Арсений Арсеньевич выскочил из-за стола и пробежался по столовой легкой побежкой.
— Разве вы не ощутили великой любви, о которой все в этой живописи вопиет? Эти мощные удары кисти, кипение красных и черных тонов, тончайшие градации эфирно-голубого?
— Любви тут сколько угодно, — прервал его Кунцевич. — Но какой? Опять этой нашей душной, страшной, иссушающей. Любить у нас — значит мучить и мучиться. Какое-то бесконечное обсасывание муки и греха. Ничего светлого, творчески озаренного. Подумайте: на Западе Лаура и Беатриче способствуют пробуждению лучших творческих озарений. А у нас — какая-нибудь Грушенька-паучиха, греховное, пагубное начало. Да даже Татьяна довела Онегина до умоисступления! А ведь Пушкин — самый европейский из наших писателей. Вот вам наша любовь и наши женщины. Только грех, смерть и катастрофа!
— Вы ничего… вы ничего не понимаете в любви! — выкрикнул Пьеров и с обезьяньей проворностью стал вскарабкиваться на свой чердак.
— Лева, погодите, поешьте же лапшу! — закричала вдогонку Лидия Александровна.
— Я и не хочу понимать в такой любви!
Кунцевич искрошил весь хлеб и разбросал его по столу, не замечая сердитых взглядов хозяйки.
— От такой любви и дети не родятся, — захохотал Андрей.
— Ну, положим, Лаура и Беатриче — тоже не для продолжения рода, — заметил Арсений Арсеньевич.
— Там возникает творческий плод, а здесь одна пустота, — запальчиво отозвался Кунцевич.
Сверху полетела банка с сухой краской, по счастью никого не задевшая. Это Лев Моисеевич разрядил свой гнев. Кунцевич выскочил из комнаты, сел на велосипед и укатил, профилонив все три своих рабочих часа.
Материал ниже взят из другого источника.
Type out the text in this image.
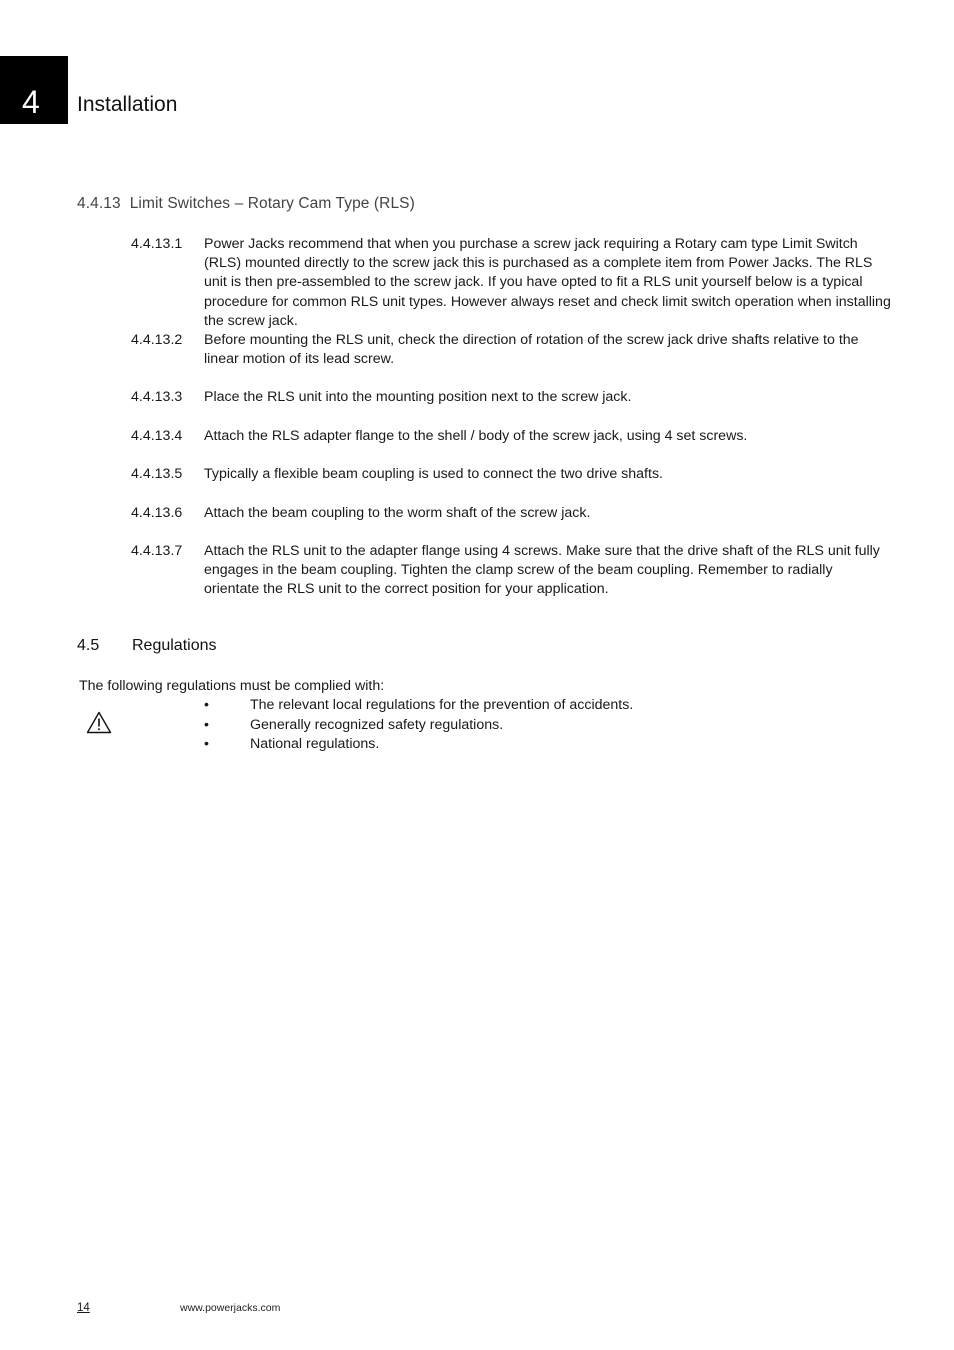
4	Installation
4.4.13 Limit Switches – Rotary Cam Type (RLS)
4.4.13.1	Power Jacks recommend that when you purchase a screw jack requiring a Rotary cam type Limit Switch (RLS) mounted directly to the screw jack this is purchased as a complete item from Power Jacks. The RLS unit is then pre-assembled to the screw jack. If you have opted to fit a RLS unit yourself below is a typical procedure for common RLS unit types. However always reset and check limit switch operation when installing the screw jack.
4.4.13.2	Before mounting the RLS unit, check the direction of rotation of the screw jack drive shafts relative to the linear motion of its lead screw.
4.4.13.3	Place the RLS unit into the mounting position next to the screw jack.
4.4.13.4	Attach the RLS adapter flange to the shell / body of the screw jack, using 4 set screws.
4.4.13.5	Typically a flexible beam coupling is used to connect the two drive shafts.
4.4.13.6	Attach the beam coupling to the worm shaft of the screw jack.
4.4.13.7	Attach the RLS unit to the adapter flange using 4 screws. Make sure that the drive shaft of the RLS unit fully engages in the beam coupling. Tighten the clamp screw of the beam coupling. Remember to radially orientate the RLS unit to the correct position for your application.
4.5 Regulations
The following regulations must be complied with:
•	The relevant local regulations for the prevention of accidents.
•	Generally recognized safety regulations.
•	National regulations.
14	www.powerjacks.com
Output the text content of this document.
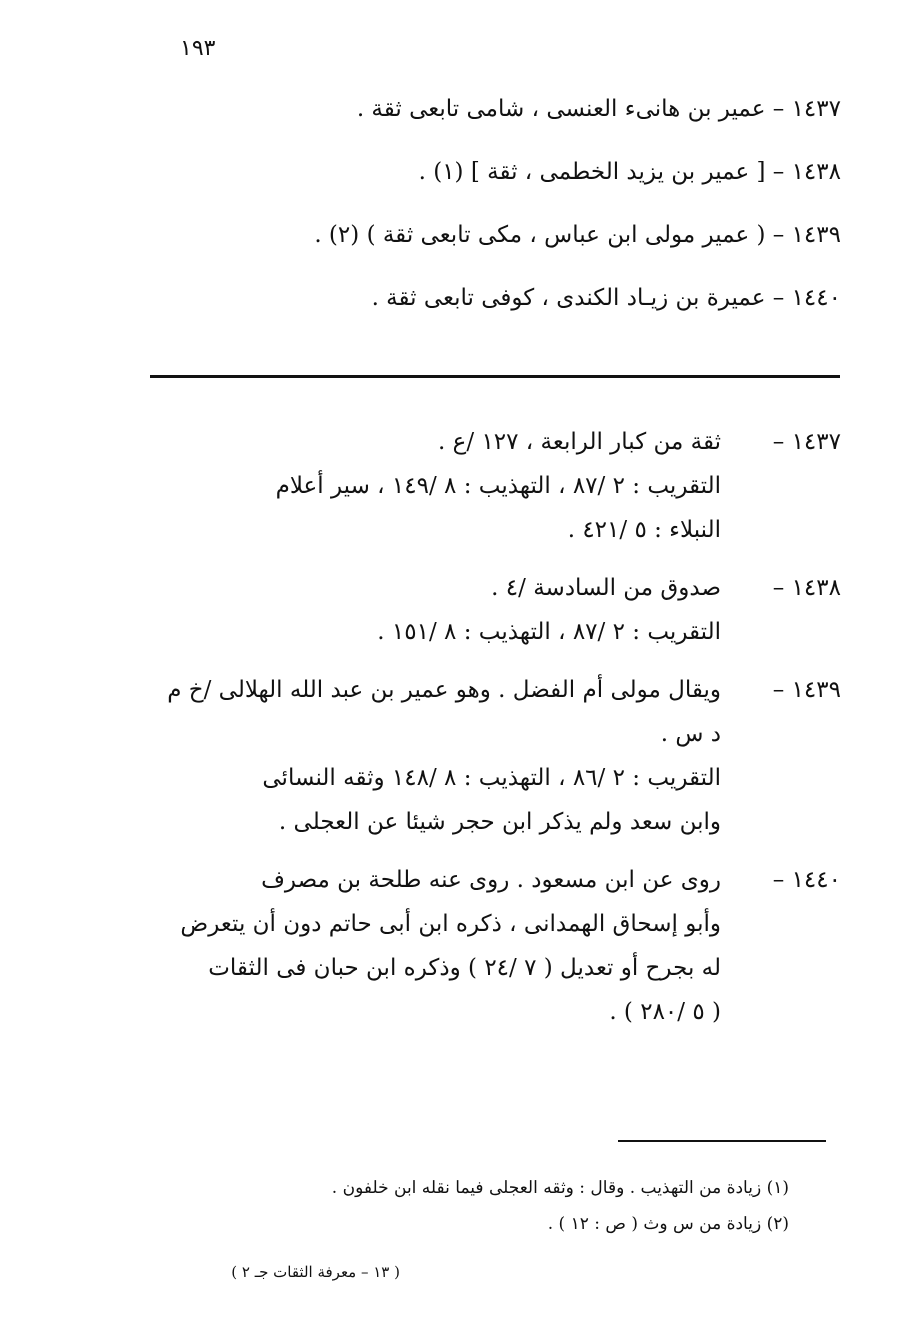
١٩٣
١٤٣٧ – عمير بن هانىء العنسى ، شامى تابعى ثقة .
١٤٣٨ – [ عمير بن يزيد الخطمى ، ثقة ] (١) .
١٤٣٩ – ( عمير مولى ابن عباس ، مكى تابعى ثقة ) (٢) .
١٤٤٠ – عميرة بن زيـاد الكندى ، كوفى تابعى ثقة .
١٤٣٧ –ثقة من كبار الرابعة ، ١٢٧ /ع .
التقريب : ٢ /٨٧ ، التهذيب : ٨ /١٤٩ ، سير أعلام
النبلاء : ٥ /٤٢١ .
١٤٣٨ –صدوق من السادسة /٤ .
التقريب : ٢ /٨٧ ، التهذيب : ٨ /١٥١ .
١٤٣٩ –ويقال مولى أم الفضل . وهو عمير بن عبد الله الهلالى /خ م
د س .
التقريب : ٢ /٨٦ ، التهذيب : ٨ /١٤٨ وثقه النسائى
وابن سعد ولم يذكر ابن حجر شيئا عن العجلى .
١٤٤٠ –روى عن ابن مسعود . روى عنه طلحة بن مصرف
وأبو إسحاق الهمدانى ، ذكره ابن أبى حاتم دون أن يتعرض
له بجرح أو تعديل ( ٧ /٢٤ ) وذكره ابن حبان فى الثقات
( ٥ /٢٨٠ ) .
(١) زيادة من التهذيب . وقال : وثقه العجلى فيما نقله ابن خلفون .
(٢) زيادة من س وث ( ص : ١٢ ) .
( ١٣ – معرفة الثقات جـ ٢ )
Недели через две Кунцевич уехал на какой-то семинар в город, обещав к вечеру возвратиться. Все, не исключая и Андрея, который в присутствии приятеля постоянно ощущал свою бездеятельность, вздохнули с некоторым облегчением, но странное дело — Кунцевича одновременно и не хватало, словно его присутствие придавало этому лету, этим разговорам и настроениям, хозяйственным заботам Лидии Александровны, живописи Пьерова, не вылившимся пока что на бумагу размышлениям Арсения Арсеньевича (уже довольно давно он ничего не писал) какой-то более важный и глубокий смысл.
Андрей слонялся по «усадьбе» с еще более неприкаянным видом и чаще сплевывал, Лидия Александровна окучивала картошку и полола морковь с еще более ожесточенно-смиренным выражением, Арсений Арсеньевич забился в свой темноватый, заваленный книгами кабинетик, вытащил из-под кучи книг новенький коричневый томик Бердяева из приложения к «Вопросам философии» и углубился в чтение, особенно подстегнутый тем, что Андреев приятель сего автора, по словам Андрея, терпеть не мог.